Never say a humorous thing to a man who does not possess humor;
he will always use it in evidence against you.HERBERT BEERBOHM TREE
This was reported in a 1956 biography of Tree by Hesketh Pearson. The older brother of the famed English caricaturist Max Beerbohm, Tree was an English actor and theater manager who went on to found the Royal Academy of Dramatic Art in 1904. He may have been familiar with a similar warning advanced two centuries earlier by the esteemed French writer and aphorist Jean de La Bruyère:
Never risk a joke, even the least offensive and the most common,
with a person who is not well-bred, and possessed of sense to comprehend it.
Never rise to speak till you have something to say;
and when you have said it, cease.JOHN WITHERSPOON
Witherspoon was a Scottish Presbyterian minister who was persuaded in 1768 to come to America to serve as president of the struggling College of New Jersey, later renamed Princeton University.
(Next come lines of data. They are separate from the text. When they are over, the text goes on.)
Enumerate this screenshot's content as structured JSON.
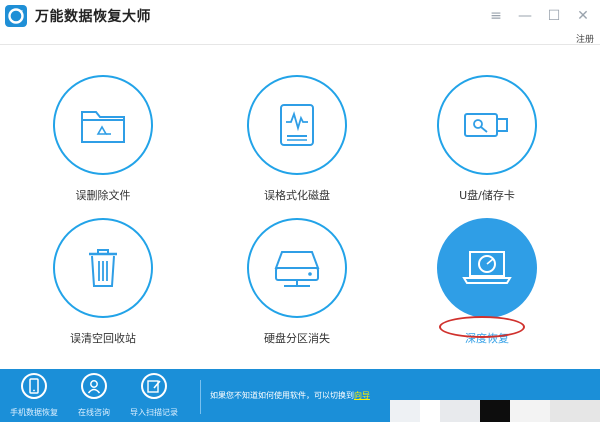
{
  "app": {
    "title": "万能数据恢复大师",
    "register": "注册"
  },
  "window_controls": {
    "menu": "≡",
    "minimize": "—",
    "maximize": "☐",
    "close": "✕"
  },
  "tiles": [
    {
      "label": "误删除文件",
      "icon": "folder-recycle-icon"
    },
    {
      "label": "误格式化磁盘",
      "icon": "disk-waveform-icon"
    },
    {
      "label": "U盘/储存卡",
      "icon": "usb-drive-icon"
    },
    {
      "label": "误清空回收站",
      "icon": "trash-bin-icon"
    },
    {
      "label": "硬盘分区消失",
      "icon": "hard-drive-network-icon"
    },
    {
      "label": "深度恢复",
      "icon": "laptop-disc-icon"
    }
  ],
  "bottom_bar": {
    "items": [
      {
        "label": "手机数据恢复",
        "icon": "phone-icon"
      },
      {
        "label": "在线咨询",
        "icon": "user-icon"
      },
      {
        "label": "导入扫描记录",
        "icon": "edit-import-icon"
      }
    ],
    "hint": "如果您不知道如何使用软件，可以切换到",
    "hint_link": "向导"
  },
  "colors": {
    "accent": "#22a3e8",
    "bottom_bar": "#1b8fd8",
    "highlight_ring": "#d0312d"
  }
}
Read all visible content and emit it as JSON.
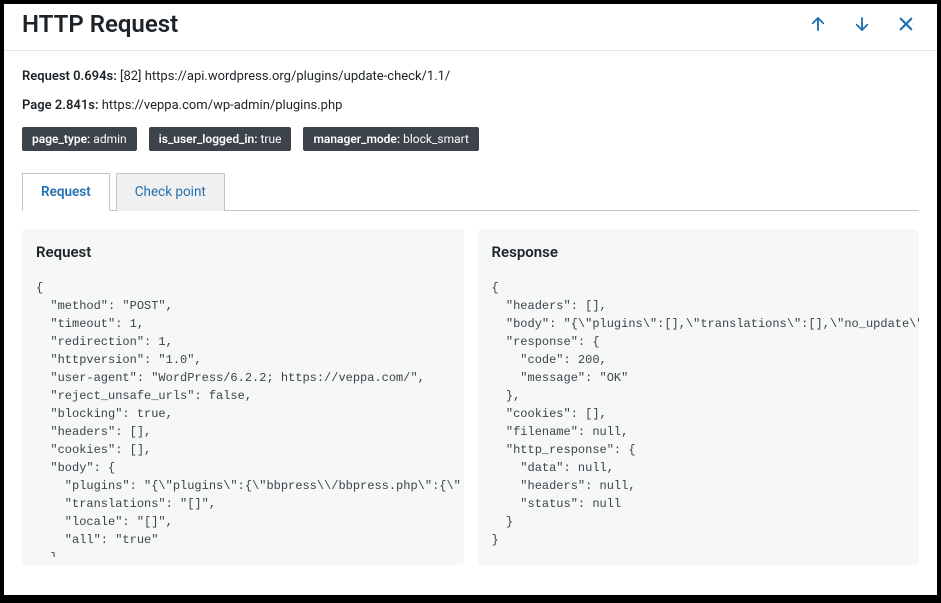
{
  "header": {
    "title": "HTTP Request"
  },
  "request_line": {
    "label": "Request 0.694s:",
    "id": "[82]",
    "url": "https://api.wordpress.org/plugins/update-check/1.1/"
  },
  "page_line": {
    "label": "Page 2.841s:",
    "url": "https://veppa.com/wp-admin/plugins.php"
  },
  "tags": [
    {
      "key": "page_type:",
      "value": " admin"
    },
    {
      "key": "is_user_logged_in:",
      "value": " true"
    },
    {
      "key": "manager_mode:",
      "value": " block_smart"
    }
  ],
  "tabs": {
    "request": "Request",
    "checkpoint": "Check point"
  },
  "panels": {
    "request": {
      "title": "Request",
      "code": "{\n  \"method\": \"POST\",\n  \"timeout\": 1,\n  \"redirection\": 1,\n  \"httpversion\": \"1.0\",\n  \"user-agent\": \"WordPress/6.2.2; https://veppa.com/\",\n  \"reject_unsafe_urls\": false,\n  \"blocking\": true,\n  \"headers\": [],\n  \"cookies\": [],\n  \"body\": {\n    \"plugins\": \"{\\\"plugins\\\":{\\\"bbpress\\\\/bbpress.php\\\":{\\\"\n    \"translations\": \"[]\",\n    \"locale\": \"[]\",\n    \"all\": \"true\"\n  }"
    },
    "response": {
      "title": "Response",
      "code": "{\n  \"headers\": [],\n  \"body\": \"{\\\"plugins\\\":[],\\\"translations\\\":[],\\\"no_update\\\":{\n  \"response\": {\n    \"code\": 200,\n    \"message\": \"OK\"\n  },\n  \"cookies\": [],\n  \"filename\": null,\n  \"http_response\": {\n    \"data\": null,\n    \"headers\": null,\n    \"status\": null\n  }\n}"
    }
  }
}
As a Scotsman, he was often suspicious of the English crown, and he quickly became sympathetic with the grievances of the colonists. He was the only clergyman to sign the Declaration of Independence.
Never suspect people.
It’s better to be deceived or mistaken, which is only human,
after all, than to be suspicious, which is common.STARK YOUNG, quoting his father
nine
Never Approach a Woman from Behind
Sex, Love & Romance
In August of 2004, celebrity ghostwriter Neil Strauss was thrilled to learn that his most recent literary project—Jenna Jameson’s How to Make Love Like a Porn Star: A Cautionary Tale —had opened at number three on the New York Times bestseller list. The book was his third bestselling “celebrity bio” in six years. At age thirty-five, Strauss was already being described as one of the most successful ghostwriters in publishing history.